Director of Product Marketing, Innovation and Strategy

This post originally appeared on Toolbox HR.

We’re in the midst of another Industrial Revolution—and while we can expect great things to come from technological advances (like increased automation), we’re going to need to work collectively to prepare ourselves for the changes that are to come. We can rest assured, however, that newer, more efficient jobs are on the horizon. Soon, we’ll start to liken the workforce transformations of today to those of the 18th century Industrial Revolution, when we witnessed the now obvious transition of certain roles like carriage drivers to taxi drivers (and now, rideshare app drivers). But before we can realize all the good, productive outcomes from a revolution, we must admit that change is not easy.

In this next Industrial Revolution, led by the perforation of AI into every industry, how can we actively ease the transition for organizations and their people? Let’s consider this: the automation we are familiar with today often replaces menial tasks, which in turn alters the value that certain roles bring to an organization. In the near future, however, we may start to see AI’s responsibilities shift from objectively placing doors on a car frame to subjectively selecting the best product from a bin with almost infinite combinations of shape, size, texture, color or weight.

What this means is that the AI Industrial Revolution will impact every role across every industry, but not necessarily equally. While some roles will only see a shift in certain automatable tasks, others with a higher percentage of repeatable tasks will experience more disruption. In order to fully grasp the extent of the impact on various roles and industries, we first need to understand the skills landscape.

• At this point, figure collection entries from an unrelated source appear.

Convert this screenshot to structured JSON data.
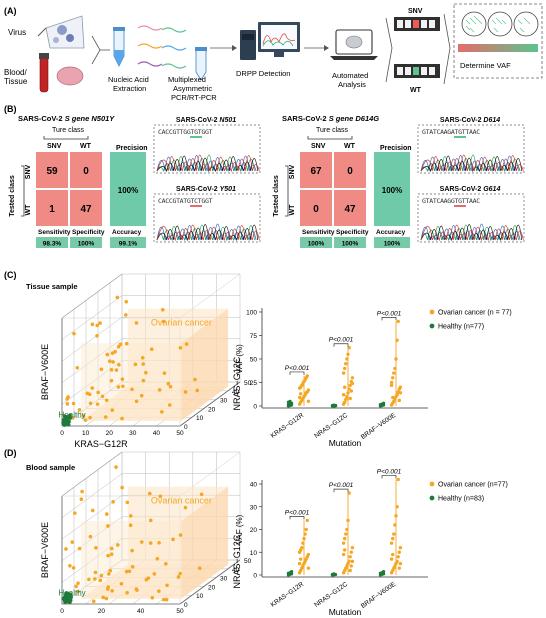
{
  "panel_labels": {
    "a": "(A)",
    "b": "(B)",
    "c": "(C)",
    "d": "(D)"
  },
  "workflow": {
    "virus": "Virus",
    "blood_tissue_1": "Blood/",
    "blood_tissue_2": "Tissue",
    "extraction_1": "Nucleic Acid",
    "extraction_2": "Extraction",
    "pcr_1": "Multiplexed",
    "pcr_2": "Asymmetric",
    "pcr_3": "PCR/RT-PCR",
    "drpp": "DRPP Detection",
    "auto_1": "Automated",
    "auto_2": "Analysis",
    "snv": "SNV",
    "wt": "WT",
    "vaf": "Determine VAF"
  },
  "confusion_left": {
    "title_prefix": "SARS-CoV-2 ",
    "title_italic": "S gene N501Y",
    "true_class": "Ture class",
    "tested_class": "Tested class",
    "col_snv": "SNV",
    "col_wt": "WT",
    "row_snv": "SNV",
    "row_wt": "WT",
    "precision_label": "Precision",
    "cells": [
      "59",
      "0",
      "1",
      "47"
    ],
    "precision": "100%",
    "sensitivity_label": "Sensitivity",
    "specificity_label": "Specificity",
    "accuracy_label": "Accuracy",
    "sensitivity": "98.3%",
    "specificity": "100%",
    "accuracy": "99.1%",
    "trace1_prefix": "SARS-CoV-2 ",
    "trace1_italic": "N501",
    "trace1_seq": "CACCGTTGGTGTGGT",
    "trace2_prefix": "SARS-CoV-2 ",
    "trace2_italic": "Y501",
    "trace2_seq": "CACCGTATGTCTGGT"
  },
  "confusion_right": {
    "title_prefix": "SARS-CoV-2 ",
    "title_italic": "S gene D614G",
    "true_class": "Ture class",
    "tested_class": "Tested class",
    "col_snv": "SNV",
    "col_wt": "WT",
    "row_snv": "SNV",
    "row_wt": "WT",
    "precision_label": "Precision",
    "cells": [
      "67",
      "0",
      "0",
      "47"
    ],
    "precision": "100%",
    "sensitivity_label": "Sensitivity",
    "specificity_label": "Specificity",
    "accuracy_label": "Accuracy",
    "sensitivity": "100%",
    "specificity": "100%",
    "accuracy": "100%",
    "trace1_prefix": "SARS-CoV-2 ",
    "trace1_italic": "D614",
    "trace1_seq": "GTATCAAGATGTTAAC",
    "trace2_prefix": "SARS-CoV-2 ",
    "trace2_italic": "G614",
    "trace2_seq": "GTATCAAGGTGTTAAC"
  },
  "section_c": "Tissue sample",
  "section_d": "Blood sample",
  "scatter3d_c": {
    "xlabel": "KRAS−G12R",
    "ylabel": "NRAS−G12C",
    "zlabel": "BRAF−V600E",
    "ovarian_label": "Ovarian cancer",
    "healthy_label": "Healthy",
    "x_ticks": [
      "0",
      "10",
      "20",
      "30",
      "40",
      "50"
    ],
    "y_ticks": [
      "0",
      "10",
      "20",
      "30",
      "40",
      "50"
    ],
    "z_ticks": []
  },
  "scatter3d_d": {
    "xlabel": "KRAS−G12R",
    "ylabel": "NRAS−G12C",
    "zlabel": "BRAF−V600E",
    "ovarian_label": "Ovarian cancer",
    "healthy_label": "Healthy",
    "x_ticks": [
      "0",
      "20",
      "40",
      "50"
    ],
    "y_ticks": [
      "0",
      "10",
      "20",
      "30",
      "40",
      "50"
    ],
    "z_ticks": []
  },
  "colors": {
    "snv_cell": "#ef8a85",
    "precision_cell": "#6fcaa9",
    "metric_cell": "#78c9a8",
    "ovarian": "#f5a623",
    "healthy": "#1f7a3a"
  },
  "chart_data": [
    {
      "type": "scatter",
      "ylabel": "VAF (%)",
      "xlabel": "Mutation",
      "categories": [
        "KRAS−G12R",
        "NRAS−G12C",
        "BRAF−V600E"
      ],
      "ylim": [
        0,
        100
      ],
      "y_ticks": [
        0,
        25,
        50,
        75,
        100
      ],
      "legend": {
        "placement": "top-right"
      },
      "p_labels": [
        "P<0.001",
        "P<0.001",
        "P<0.001"
      ],
      "series": [
        {
          "name": "Ovarian cancer (n = 77)",
          "color": "#f5a623",
          "max": [
            32,
            62,
            90
          ],
          "values": [
            [
              2,
              4,
              6,
              8,
              10,
              12,
              14,
              15,
              17,
              19,
              20,
              22,
              24,
              26,
              28,
              30,
              32,
              5,
              9,
              13
            ],
            [
              2,
              4,
              7,
              10,
              14,
              18,
              22,
              26,
              30,
              35,
              40,
              45,
              50,
              55,
              62,
              8,
              16,
              24,
              12,
              20
            ],
            [
              1,
              3,
              5,
              8,
              10,
              12,
              15,
              18,
              20,
              25,
              30,
              35,
              40,
              50,
              70,
              90,
              6,
              14,
              22,
              9
            ]
          ]
        },
        {
          "name": "Healthy (n=77)",
          "color": "#1f7a3a",
          "max": [
            5,
            1,
            3
          ],
          "values": [
            [
              0,
              0.5,
              1,
              1.5,
              2,
              3,
              4,
              5
            ],
            [
              0,
              0,
              0.5,
              0.5,
              1,
              0.3
            ],
            [
              0,
              0.5,
              1,
              1.5,
              2,
              3
            ]
          ]
        }
      ]
    },
    {
      "type": "scatter",
      "ylabel": "VAF (%)",
      "xlabel": "Mutation",
      "categories": [
        "KRAS−G12R",
        "NRAS−G12C",
        "BRAF−V600E"
      ],
      "ylim": [
        0,
        40
      ],
      "y_ticks": [
        0,
        10,
        20,
        30,
        40
      ],
      "legend": {
        "placement": "top-right"
      },
      "p_labels": [
        "P<0.001",
        "P<0.001",
        "P<0.001"
      ],
      "series": [
        {
          "name": "Ovarian cancer (n=77)",
          "color": "#f5a623",
          "max": [
            24,
            36,
            42
          ],
          "values": [
            [
              1,
              2,
              3,
              4,
              5,
              6,
              7,
              8,
              9,
              10,
              11,
              12,
              14,
              16,
              18,
              20,
              24,
              3,
              5,
              7
            ],
            [
              1,
              2,
              3,
              4,
              5,
              6,
              8,
              10,
              12,
              14,
              16,
              18,
              20,
              24,
              36,
              2,
              4,
              6,
              9,
              11
            ],
            [
              1,
              2,
              3,
              4,
              5,
              6,
              8,
              10,
              12,
              14,
              16,
              18,
              22,
              26,
              30,
              42,
              3,
              5,
              7,
              9
            ]
          ]
        },
        {
          "name": "Healthy (n=83)",
          "color": "#1f7a3a",
          "max": [
            1.5,
            0.5,
            1.5
          ],
          "values": [
            [
              0,
              0.3,
              0.5,
              0.8,
              1,
              1.5
            ],
            [
              0,
              0.1,
              0.2,
              0.3,
              0.5
            ],
            [
              0,
              0.3,
              0.5,
              0.8,
              1,
              1.5
            ]
          ]
        }
      ]
    }
  ]
}
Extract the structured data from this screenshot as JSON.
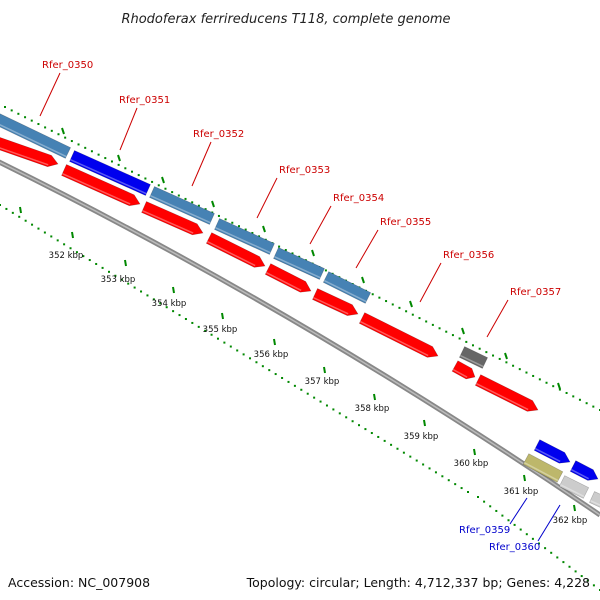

Governments, non-profits, educational institutions and businesses alike are all going to have to play a part in global reskilling and upskilling initiatives. As AI continues to mature, the private sector will need to be more deliberate and strategic in building skills within their people if they want to achieve desired business growth.

As your organization embarks on a journey to map out your unique skills landscape and drive actionable insights, be sure to consider the following capabilities: a unified view of skills, the measurement of proximity of different skills, and continuous monitoring of new skills.

A Single View of Skills and Capabilities

Even in mature HR organizations, it’s a heavy lift to implement a skills framework that provides insights into which roles require which skills, who has which skills, and which skills are needed from an organizational standpoint. Many teams are only able to complete this sort of work for a relatively narrow scope.

There are natural barriers around hierarchies, languages, and intensive specializations, which make it difficult to capture a cohesive picture of skills within an organization. Many traditional and even new skills technologies struggle to get past these barriers, only providing pieced together fragments of skills mappings.

However, there are also next-gen solutions, which sit on massive sets of data gathered from public, private, and academic sources to aggregate a global pool of any term that could be used to represent a skill. From there, Natural Language Processing, analysis, and eventually AI structure these terms into unique "nodes" that can ingest synonyms across global languages to represent skills evenly across the organization. Similar to the world of finance, where we convert the balances of different accounts into a single view to make decisions, this is like creating a single skills balance sheet to understand how to invest for the future.

Gaps and Importance of Proximity

Most of the ink in the future of skills is spilled on gaps: what skills do people have now and what skills are they lacking for the future. With this narrow view, the work ahead of us looks incredibly daunting. In order to have a better understanding of skills evaluation—and achieve more impactful results—it’s critical that we consider proximity and adjacency.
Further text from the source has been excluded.